BMC Chemistry (Aug 2023)
Acriflavine: an efficient green fluorescent probe for sensitive analysis of aceclofenac in pharmaceutical formulations
Abstract
Abstract Acriflavine is a multipurpose drug that shows antibacterial, antiviral, antimalarial, and antifungal activities. The remarkable native fluorescence of acriflavine is exploited in analytical chemistry field as an efficient probe for analysis of pharmaceutical and biological compounds. The fluorescent probe action of acriflavine is based on the remarkable fluorescence turning-off via formation of ion-pair complexes with acidic drugs at a specific pH. Herein, the acidic drug aceclofenac is analysed for the first time using acriflavine as a fluorescent probe. Aceclofenac can form an ion-pair complex with acriflavine at pH 8.5, and hence it partially turns off the fluorescence intensity of acriflavine over a concentration range of 1–20 µg/mL. The fluorescence quenching was monitored at 502 nm following an excitation at 265 or 451 nm. The reaction stoichiometry between acriflavine and aceclofenac was found to be 1:1 using limiting logarithmic method.
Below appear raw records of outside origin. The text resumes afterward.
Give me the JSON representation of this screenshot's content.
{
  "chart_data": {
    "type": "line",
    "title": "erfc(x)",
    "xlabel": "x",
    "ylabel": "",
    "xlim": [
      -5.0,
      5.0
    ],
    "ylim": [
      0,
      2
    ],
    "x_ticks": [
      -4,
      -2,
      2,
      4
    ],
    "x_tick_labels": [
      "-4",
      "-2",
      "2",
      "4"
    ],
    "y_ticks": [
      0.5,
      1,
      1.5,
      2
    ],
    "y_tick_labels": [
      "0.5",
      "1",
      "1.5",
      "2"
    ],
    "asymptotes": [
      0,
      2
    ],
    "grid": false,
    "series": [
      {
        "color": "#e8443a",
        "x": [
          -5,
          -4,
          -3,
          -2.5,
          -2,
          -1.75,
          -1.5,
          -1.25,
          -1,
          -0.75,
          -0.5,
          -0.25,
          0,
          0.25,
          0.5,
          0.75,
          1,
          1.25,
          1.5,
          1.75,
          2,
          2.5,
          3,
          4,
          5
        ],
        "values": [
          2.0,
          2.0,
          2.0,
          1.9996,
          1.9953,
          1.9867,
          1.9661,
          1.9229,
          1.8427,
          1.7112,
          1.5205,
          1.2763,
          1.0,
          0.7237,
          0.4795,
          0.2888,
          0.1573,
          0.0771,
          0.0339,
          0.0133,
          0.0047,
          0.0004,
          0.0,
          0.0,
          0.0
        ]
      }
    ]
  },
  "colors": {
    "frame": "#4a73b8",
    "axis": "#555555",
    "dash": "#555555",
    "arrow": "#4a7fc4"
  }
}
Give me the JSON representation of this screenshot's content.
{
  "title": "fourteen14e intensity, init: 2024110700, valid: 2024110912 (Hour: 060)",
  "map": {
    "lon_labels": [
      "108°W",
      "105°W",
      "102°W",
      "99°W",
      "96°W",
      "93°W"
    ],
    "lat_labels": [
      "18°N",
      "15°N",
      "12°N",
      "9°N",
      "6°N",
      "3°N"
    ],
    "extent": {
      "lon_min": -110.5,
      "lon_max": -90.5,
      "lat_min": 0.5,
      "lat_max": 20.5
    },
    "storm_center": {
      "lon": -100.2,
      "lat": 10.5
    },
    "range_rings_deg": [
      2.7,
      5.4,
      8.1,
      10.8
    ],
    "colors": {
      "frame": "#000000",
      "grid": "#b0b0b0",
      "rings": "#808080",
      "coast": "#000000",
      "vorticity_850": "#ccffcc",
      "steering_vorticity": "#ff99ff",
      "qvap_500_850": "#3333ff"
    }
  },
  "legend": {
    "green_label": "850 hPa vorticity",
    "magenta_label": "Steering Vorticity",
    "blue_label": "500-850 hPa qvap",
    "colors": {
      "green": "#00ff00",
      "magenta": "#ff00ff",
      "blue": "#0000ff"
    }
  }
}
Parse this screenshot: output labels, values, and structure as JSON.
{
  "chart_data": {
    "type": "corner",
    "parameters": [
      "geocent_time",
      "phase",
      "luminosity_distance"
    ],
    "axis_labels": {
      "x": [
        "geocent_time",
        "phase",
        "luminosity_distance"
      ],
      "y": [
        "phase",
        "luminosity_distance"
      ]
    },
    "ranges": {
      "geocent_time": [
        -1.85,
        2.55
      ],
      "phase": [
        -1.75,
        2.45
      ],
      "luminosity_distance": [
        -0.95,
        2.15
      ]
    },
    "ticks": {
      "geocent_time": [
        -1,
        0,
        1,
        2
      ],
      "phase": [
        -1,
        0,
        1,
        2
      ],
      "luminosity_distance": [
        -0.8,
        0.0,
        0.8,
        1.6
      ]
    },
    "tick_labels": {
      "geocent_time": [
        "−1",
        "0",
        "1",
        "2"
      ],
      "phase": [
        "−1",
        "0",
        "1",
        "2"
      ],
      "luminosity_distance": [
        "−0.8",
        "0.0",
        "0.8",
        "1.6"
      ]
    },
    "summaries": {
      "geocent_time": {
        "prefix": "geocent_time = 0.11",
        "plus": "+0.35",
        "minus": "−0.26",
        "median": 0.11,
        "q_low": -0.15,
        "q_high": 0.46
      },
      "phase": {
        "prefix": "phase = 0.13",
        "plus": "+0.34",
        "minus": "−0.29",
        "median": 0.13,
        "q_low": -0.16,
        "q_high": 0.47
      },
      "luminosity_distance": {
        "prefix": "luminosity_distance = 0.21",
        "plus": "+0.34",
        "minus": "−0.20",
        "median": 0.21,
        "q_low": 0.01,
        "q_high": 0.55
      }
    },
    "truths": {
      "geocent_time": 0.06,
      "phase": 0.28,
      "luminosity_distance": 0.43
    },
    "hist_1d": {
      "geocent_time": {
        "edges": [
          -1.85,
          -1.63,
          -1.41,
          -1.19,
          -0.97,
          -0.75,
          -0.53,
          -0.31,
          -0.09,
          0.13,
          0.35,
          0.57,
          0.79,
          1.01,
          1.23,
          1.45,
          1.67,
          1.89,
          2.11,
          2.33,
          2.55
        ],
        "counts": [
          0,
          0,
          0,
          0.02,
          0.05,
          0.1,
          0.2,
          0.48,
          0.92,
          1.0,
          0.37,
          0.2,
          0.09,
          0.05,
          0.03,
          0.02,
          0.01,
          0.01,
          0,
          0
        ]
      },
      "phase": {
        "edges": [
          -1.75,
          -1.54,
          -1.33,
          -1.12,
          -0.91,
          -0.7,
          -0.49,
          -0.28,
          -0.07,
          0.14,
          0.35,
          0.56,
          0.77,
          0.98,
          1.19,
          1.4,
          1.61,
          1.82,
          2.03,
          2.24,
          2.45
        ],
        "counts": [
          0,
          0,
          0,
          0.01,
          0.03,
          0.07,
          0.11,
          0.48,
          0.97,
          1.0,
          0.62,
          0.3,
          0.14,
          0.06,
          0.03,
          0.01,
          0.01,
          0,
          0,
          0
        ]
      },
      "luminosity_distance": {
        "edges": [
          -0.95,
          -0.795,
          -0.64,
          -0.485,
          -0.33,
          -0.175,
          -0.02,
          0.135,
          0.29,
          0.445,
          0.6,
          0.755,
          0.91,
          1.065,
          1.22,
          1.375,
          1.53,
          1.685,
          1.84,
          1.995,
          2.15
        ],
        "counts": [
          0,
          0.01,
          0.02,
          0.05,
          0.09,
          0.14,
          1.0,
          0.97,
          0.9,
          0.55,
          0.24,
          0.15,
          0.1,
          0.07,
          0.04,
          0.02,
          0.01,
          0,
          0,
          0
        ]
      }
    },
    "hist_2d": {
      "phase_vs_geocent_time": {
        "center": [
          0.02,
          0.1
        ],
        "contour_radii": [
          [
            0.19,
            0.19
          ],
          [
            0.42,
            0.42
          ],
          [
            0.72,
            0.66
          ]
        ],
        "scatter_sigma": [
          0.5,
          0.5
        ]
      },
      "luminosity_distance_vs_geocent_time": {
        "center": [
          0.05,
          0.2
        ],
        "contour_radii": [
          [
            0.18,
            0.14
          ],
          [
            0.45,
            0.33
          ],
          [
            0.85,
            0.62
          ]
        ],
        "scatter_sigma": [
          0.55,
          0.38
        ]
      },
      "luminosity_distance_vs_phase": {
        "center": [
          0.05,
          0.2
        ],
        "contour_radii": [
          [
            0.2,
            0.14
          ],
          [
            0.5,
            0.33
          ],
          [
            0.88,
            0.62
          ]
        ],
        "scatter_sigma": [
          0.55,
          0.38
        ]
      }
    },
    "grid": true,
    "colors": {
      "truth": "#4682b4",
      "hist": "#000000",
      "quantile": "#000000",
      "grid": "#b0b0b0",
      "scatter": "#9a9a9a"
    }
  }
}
The type of quenching was confirmed to be static using Stern–Volmer plot. The method showed low values of quantitation limit (0.89 µg/mL) and detection limit (0.29 µg/mL). Moreover, the method was linear (r = 0.9999), accurate, precise (RSD < 1.7%), robust, and specific. The proposed method was successfully employed to analyse aceclofenac in its dosage forms with high %recovery (98–101%). Additionally, GAPI and AGREE approaches were used to guarantee the suggested techniques' greenness, and the findings showed an excellent level of greenness.